Bare PPs from a Multilingual Perspective
Summary
When trying to understand what language is all about, prepositional phrases without a determiner (bare PPs) form an interesting hurdle. When one, for example, contrasts ‘John is in prison’ with ‘John is in a/the prison’, one immediately notes that the absence of the determiner yields a special reading: in the first sentence, John is not only on visit, but he is clearly incarcerated. How could such an absence of form lead to an enrichment in meaning? And are there more nouns like ‘prison’ to be found?

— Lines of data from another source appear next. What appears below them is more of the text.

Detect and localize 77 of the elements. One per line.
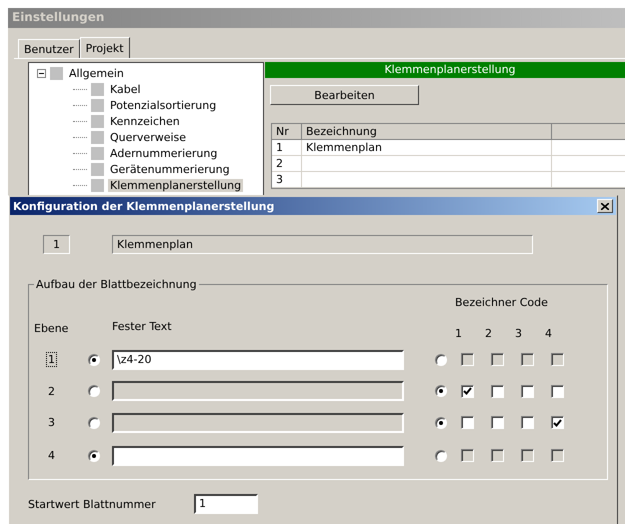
column-header: Ebene xyxy=(34,322,68,334)
dialog-title: Konfiguration der Klemmenplanerstellung xyxy=(13,200,274,212)
checkbox[interactable] xyxy=(491,416,504,429)
tree-item[interactable]: Klemmenplanerstellung xyxy=(108,178,244,192)
radio-button[interactable] xyxy=(88,385,100,397)
column-header: Fester Text xyxy=(112,320,172,332)
radio-button[interactable] xyxy=(435,354,447,366)
checkbox[interactable] xyxy=(551,384,564,398)
radio-button[interactable] xyxy=(88,450,100,462)
checkbox[interactable] xyxy=(551,449,564,462)
checkbox[interactable] xyxy=(461,416,474,429)
field-label: Startwert Blattnummer xyxy=(28,498,157,510)
number-field: 1 xyxy=(43,235,70,254)
edit-button[interactable]: Bearbeiten xyxy=(270,85,419,105)
folder-icon xyxy=(91,162,104,176)
level-number: 3 xyxy=(47,415,56,430)
checkbox[interactable] xyxy=(491,449,504,462)
column-header: Nr xyxy=(272,124,302,140)
tab[interactable]: Benutzer xyxy=(18,39,80,58)
text-field[interactable] xyxy=(112,412,404,432)
column-header: 3 xyxy=(515,326,522,340)
folder-icon xyxy=(91,130,104,144)
level-number: 2 xyxy=(47,384,56,398)
folder-icon xyxy=(91,178,104,192)
tree-item[interactable]: Gerätenummerierung xyxy=(108,162,232,176)
close-button[interactable] xyxy=(597,199,613,213)
tree-item[interactable]: Potenzialsortierung xyxy=(108,98,218,112)
panel-header: Klemmenplanerstellung xyxy=(265,62,625,78)
radio-button[interactable] xyxy=(435,450,447,462)
checkbox[interactable] xyxy=(491,384,504,398)
window-title: Einstellungen xyxy=(8,8,625,28)
tree-item[interactable]: Querverweise xyxy=(108,130,188,144)
checkbox[interactable] xyxy=(491,353,504,366)
tab[interactable]: Projekt xyxy=(80,37,130,59)
tree-item[interactable]: Kennzeichen xyxy=(108,114,182,128)
folder-icon xyxy=(91,98,104,112)
checkbox[interactable] xyxy=(461,353,474,366)
table-cell: 2 xyxy=(272,156,302,172)
column-header: 4 xyxy=(545,326,552,340)
checkbox[interactable] xyxy=(461,384,474,398)
column-header: 1 xyxy=(455,326,462,340)
column-header: Bezeichner Code xyxy=(455,296,548,308)
text-field[interactable] xyxy=(112,381,404,401)
check-icon xyxy=(463,387,472,395)
tree-item[interactable]: Allgemein xyxy=(67,66,126,80)
start-number-field[interactable]: 1 xyxy=(194,494,258,514)
radio-button[interactable] xyxy=(88,354,100,366)
checkbox[interactable] xyxy=(551,416,564,429)
checkbox[interactable] xyxy=(551,353,564,366)
table-cell: Klemmenplan xyxy=(302,140,552,156)
checkbox[interactable] xyxy=(461,449,474,462)
checkbox[interactable] xyxy=(521,384,534,398)
check-icon xyxy=(553,418,562,426)
name-field: Klemmenplan xyxy=(112,235,533,254)
level-number: 1 xyxy=(46,352,57,367)
close-icon xyxy=(601,202,609,210)
table-cell: 1 xyxy=(272,140,302,156)
group-title: Aufbau der Blattbezeichnung xyxy=(35,278,198,291)
text-field[interactable]: \z4-20 xyxy=(112,350,404,370)
collapse-icon[interactable] xyxy=(37,68,46,78)
column-header: Bezeichnung xyxy=(302,124,552,140)
text-field[interactable] xyxy=(112,446,404,466)
checkbox[interactable] xyxy=(521,353,534,366)
radio-button[interactable] xyxy=(435,385,447,397)
tree-item[interactable]: Kabel xyxy=(108,82,143,96)
table-cell: 3 xyxy=(272,172,302,188)
folder-icon xyxy=(91,114,104,128)
level-number: 4 xyxy=(47,448,56,463)
checkbox[interactable] xyxy=(521,449,534,462)
tree-item[interactable]: Adernummerierung xyxy=(108,146,220,160)
column-header: 2 xyxy=(485,326,492,340)
folder-icon xyxy=(91,82,104,96)
radio-button[interactable] xyxy=(88,416,100,428)
radio-button[interactable] xyxy=(435,416,447,428)
folder-icon xyxy=(50,66,63,80)
checkbox[interactable] xyxy=(521,416,534,429)
folder-icon xyxy=(91,146,104,160)
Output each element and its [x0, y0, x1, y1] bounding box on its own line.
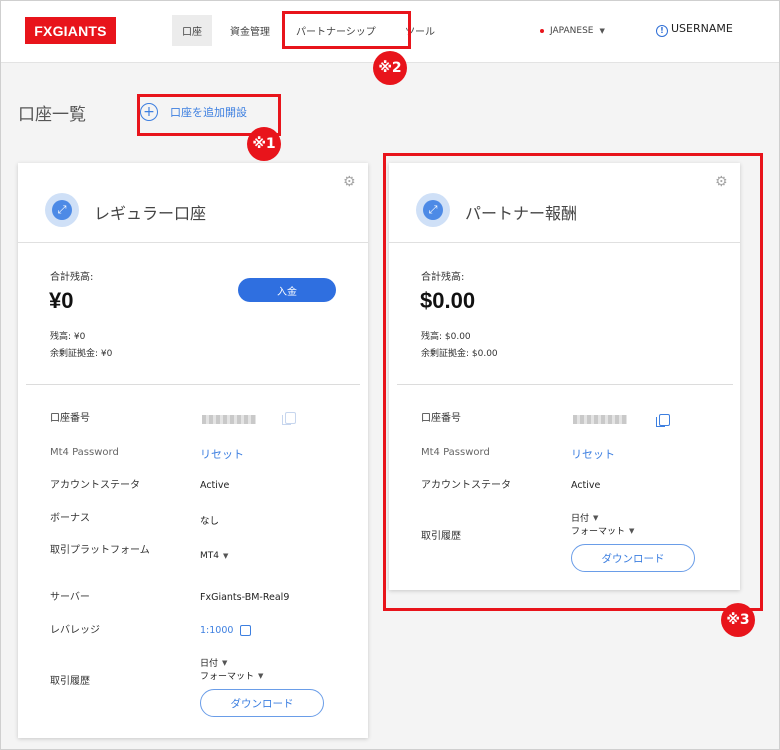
leverage-value: 1:1000: [200, 625, 234, 636]
annotation-badge-3: ※3: [721, 603, 755, 637]
history-label: 取引履歴: [50, 676, 90, 687]
regular-account-card: ⚙ ⤢ レギュラー口座 合計残高: ¥0 残高: ¥0 余剰証拠金: ¥0 入金…: [18, 163, 368, 738]
chevron-down-icon: ▼: [599, 27, 605, 35]
password-label: Mt4 Password: [50, 447, 119, 458]
edit-icon[interactable]: [240, 625, 251, 636]
language-selector[interactable]: JAPANESE ▼: [540, 21, 605, 41]
annotation-box-3: [383, 153, 763, 611]
leverage-label: レバレッジ: [50, 625, 100, 636]
bonus-label: ボーナス: [50, 513, 90, 524]
download-button[interactable]: ダウンロード: [200, 689, 324, 717]
language-label: JAPANESE: [550, 26, 594, 36]
annotation-badge-1: ※1: [247, 127, 281, 161]
masked-account-number: [202, 415, 256, 424]
fxgiants-logo[interactable]: FXGIANTS: [25, 17, 116, 44]
username-label: USERNAME: [671, 21, 733, 35]
margin-line: 余剰証拠金: ¥0: [50, 349, 113, 359]
nav-funds[interactable]: 資金管理: [230, 15, 270, 46]
platform-label: 取引プラットフォーム: [50, 545, 150, 556]
platform-select[interactable]: MT4 ▼: [200, 551, 228, 561]
balance-label: 合計残高:: [50, 272, 94, 283]
user-menu[interactable]: ! USERNAME: [656, 18, 733, 38]
account-avatar: ⤢: [45, 193, 79, 227]
chevron-down-icon: ▼: [223, 552, 229, 560]
language-flag-icon: [540, 29, 544, 33]
date-select[interactable]: 日付 ▼: [200, 656, 228, 670]
reset-password-link[interactable]: リセット: [200, 446, 244, 462]
status-value: Active: [200, 480, 230, 491]
status-label: アカウントステータ: [50, 480, 140, 491]
page-title: 口座一覧: [18, 105, 86, 125]
server-value: FxGiants-BM-Real9: [200, 592, 290, 603]
copy-icon[interactable]: [282, 412, 296, 425]
date-option: 日付: [200, 659, 219, 669]
platform-value: MT4: [200, 551, 219, 561]
server-label: サーバー: [50, 592, 90, 603]
card-title: レギュラー口座: [94, 204, 207, 223]
info-icon: !: [656, 24, 668, 37]
annotation-badge-2: ※2: [373, 51, 407, 85]
account-number-label: 口座番号: [50, 413, 90, 424]
expand-icon: ⤢: [52, 200, 72, 220]
bonus-value: なし: [200, 516, 220, 527]
format-select[interactable]: フォーマット ▼: [200, 669, 264, 683]
deposit-button[interactable]: 入金: [238, 278, 336, 302]
annotation-box-2: [282, 11, 411, 49]
chevron-down-icon: ▼: [222, 658, 228, 667]
balance-amount: ¥0: [49, 288, 74, 313]
nav-account[interactable]: 口座: [172, 15, 212, 46]
divider: [26, 384, 360, 385]
balance-line: 残高: ¥0: [50, 332, 86, 342]
format-option: フォーマット: [200, 672, 255, 682]
chevron-down-icon: ▼: [258, 671, 264, 680]
gear-icon[interactable]: ⚙: [343, 175, 357, 189]
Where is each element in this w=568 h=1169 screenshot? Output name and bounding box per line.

However, for bare PPs, this is far from the whole story. In the literature, one also finds another type of bare PPs. A primary example of this class is ‘by’, which can be combined with any noun that denotes a form of transportation (by bus, by car, by helicopter). Here, we see that there is no syntactic competition with the ‘full’ form, as e.g. ‘by the bus’ is ungrammatical. Still, the question is (1) what exactly is the semantics of such expressions and (2) whether there are more prepositions like ‘by’.
With (monolingual) corpus research, the posed questions for the two kinds of bare PPs in both English and Dutch will be answered. After that, for cross-linguistic analysis, a corpus consisting of two-way translated proceedings of the European Parliament will be employed. Such a multilingual corpus will be found extremely well-suited for getting to grips with the semantics of bare PPs.